Derealization: Prevalence, Causes, and Treatment
Derealization is a dissociative experience characterized by a feeling of detachment from the environment or a sense of unreality. It is often associated with other dissociative symptoms, such as depersonalization and de-automatization. The current review aimed to examine the prevalence, causes, and treatments of derealization. In order to do so, we conducted a systematic review of the literature. The results indicated that derealization is a relatively common experience, with prevalence estimates ranging from 0.3% to 15.6%. The causes of derealization are varied and include both physiological and psychological factors. Treatment options for derealization include psychotherapy, psychopharmacology, and alternative treatments. Overall, derealization is a common experience, with a wide range of causes and treatments.

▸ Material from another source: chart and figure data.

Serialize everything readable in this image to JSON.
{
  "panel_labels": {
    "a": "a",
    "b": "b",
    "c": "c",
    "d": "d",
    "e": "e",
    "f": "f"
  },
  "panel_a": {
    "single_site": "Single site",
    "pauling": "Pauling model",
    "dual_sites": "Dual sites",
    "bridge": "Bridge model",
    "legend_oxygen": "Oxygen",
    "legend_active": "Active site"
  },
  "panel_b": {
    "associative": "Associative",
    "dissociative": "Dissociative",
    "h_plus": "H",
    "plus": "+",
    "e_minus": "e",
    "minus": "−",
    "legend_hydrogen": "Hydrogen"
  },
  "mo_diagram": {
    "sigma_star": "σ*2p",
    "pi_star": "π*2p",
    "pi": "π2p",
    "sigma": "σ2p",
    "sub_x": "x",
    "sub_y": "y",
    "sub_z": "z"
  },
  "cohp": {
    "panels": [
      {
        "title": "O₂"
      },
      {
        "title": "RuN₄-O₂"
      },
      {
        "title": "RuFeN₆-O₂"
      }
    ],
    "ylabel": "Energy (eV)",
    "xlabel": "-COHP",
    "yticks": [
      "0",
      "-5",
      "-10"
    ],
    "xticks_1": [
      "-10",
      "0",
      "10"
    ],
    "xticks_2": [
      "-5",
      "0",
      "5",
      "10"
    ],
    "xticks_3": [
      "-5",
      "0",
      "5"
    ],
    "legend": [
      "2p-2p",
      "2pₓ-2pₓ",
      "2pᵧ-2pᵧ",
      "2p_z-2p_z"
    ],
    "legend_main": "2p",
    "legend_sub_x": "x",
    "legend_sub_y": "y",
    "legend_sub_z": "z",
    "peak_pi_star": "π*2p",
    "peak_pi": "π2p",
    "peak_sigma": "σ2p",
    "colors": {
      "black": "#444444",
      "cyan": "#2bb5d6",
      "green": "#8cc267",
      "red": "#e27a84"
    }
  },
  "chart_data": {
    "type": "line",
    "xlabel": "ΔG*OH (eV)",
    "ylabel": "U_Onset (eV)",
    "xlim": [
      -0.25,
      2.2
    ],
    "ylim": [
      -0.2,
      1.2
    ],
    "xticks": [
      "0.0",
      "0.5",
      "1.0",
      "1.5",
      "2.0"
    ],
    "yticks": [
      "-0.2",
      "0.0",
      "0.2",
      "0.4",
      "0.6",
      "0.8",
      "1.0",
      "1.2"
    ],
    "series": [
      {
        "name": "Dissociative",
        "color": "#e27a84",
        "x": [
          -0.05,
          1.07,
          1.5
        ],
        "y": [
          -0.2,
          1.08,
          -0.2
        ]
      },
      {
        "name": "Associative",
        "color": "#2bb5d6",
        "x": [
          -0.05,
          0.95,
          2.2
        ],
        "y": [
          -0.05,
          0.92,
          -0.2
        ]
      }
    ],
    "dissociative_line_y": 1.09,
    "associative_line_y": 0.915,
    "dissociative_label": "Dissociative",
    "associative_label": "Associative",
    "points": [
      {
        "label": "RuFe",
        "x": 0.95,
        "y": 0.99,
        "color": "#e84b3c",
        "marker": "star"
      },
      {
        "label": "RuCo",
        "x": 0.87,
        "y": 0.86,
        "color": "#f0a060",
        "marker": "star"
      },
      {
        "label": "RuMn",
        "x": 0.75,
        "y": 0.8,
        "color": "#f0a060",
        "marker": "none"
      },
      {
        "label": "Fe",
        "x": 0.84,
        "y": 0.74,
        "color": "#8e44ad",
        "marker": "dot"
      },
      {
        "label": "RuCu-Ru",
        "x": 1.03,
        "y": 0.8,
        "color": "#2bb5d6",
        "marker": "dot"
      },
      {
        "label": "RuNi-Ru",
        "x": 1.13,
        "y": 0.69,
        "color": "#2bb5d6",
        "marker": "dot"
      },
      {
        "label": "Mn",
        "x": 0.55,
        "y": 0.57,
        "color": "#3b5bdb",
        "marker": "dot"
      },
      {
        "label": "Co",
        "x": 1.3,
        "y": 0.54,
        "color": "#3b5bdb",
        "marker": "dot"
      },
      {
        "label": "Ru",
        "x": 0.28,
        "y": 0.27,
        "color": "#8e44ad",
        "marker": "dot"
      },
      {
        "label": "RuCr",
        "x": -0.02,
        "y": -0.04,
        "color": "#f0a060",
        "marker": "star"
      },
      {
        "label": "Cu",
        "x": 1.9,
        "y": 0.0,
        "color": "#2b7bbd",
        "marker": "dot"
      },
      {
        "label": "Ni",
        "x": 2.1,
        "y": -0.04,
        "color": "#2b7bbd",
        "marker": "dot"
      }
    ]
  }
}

Keywords: derealization, dissociation, depersonalization, de-automatization
Derealization is a dissociative experience characterized by a feeling of detachment from the environment or a sense of unreality (American Psychiatric Association, 2013). It is often associated with other dissociative symptoms, such as depersonalization and de-automatization (Frewen et al., 2008). Derealization can be distressing and can disrupt daily functioning (Phillips et al., 2019). The current review aimed to examine the prevalence, causes, and treatments of derealization.
The prevalence of derealization is difficult to estimate due to the lack of population-based studies (Akinsulure-Smith et al., 2018). However, studies have estimated the prevalence to range from 0.3% to 15.6% (Laroe et al., 2017; van Minnen et al., 2015). These estimates may be underestimates, as derealization is often underdiagnosed and unreported (Phillips et al., 2019).
The causes of derealization are varied and include both physiological and psychological factors. Physiologically, derealization has been associated with disruptions in the areas of the brain involved in the processing of sensory information, such as the thalamus and the amygdala (Hoch et al., 1992). Psychologically, derealization has been linked to childhood trauma, anxiety, depression, and other mental health issues (Laroe et al., 2018).
Treatment options for derealization include psychotherapy, psychopharmacology, and alternative treatments. Cognitive-behavioral therapy (CBT) is a common psychotherapeutic approach to treating derealization (Gillan et al., 2014). CBT focuses on helping the patient to identify and modify maladaptive thoughts and behaviors. Medications, such as selective serotonin reuptake inhibitors (SSRIs) and benzodiazepines, may also be used to treat derealization (Laroe et al., 2018). Alternative treatments, such as mindfulness meditation and yoga, may also be helpful in alleviating symptoms of derealization (Kumar et al., 2017).
Overall, derealization is a common experience, with a wide range of causes and treatments. Further research is needed to better understand the prevalence, causes, and treatments of derealization.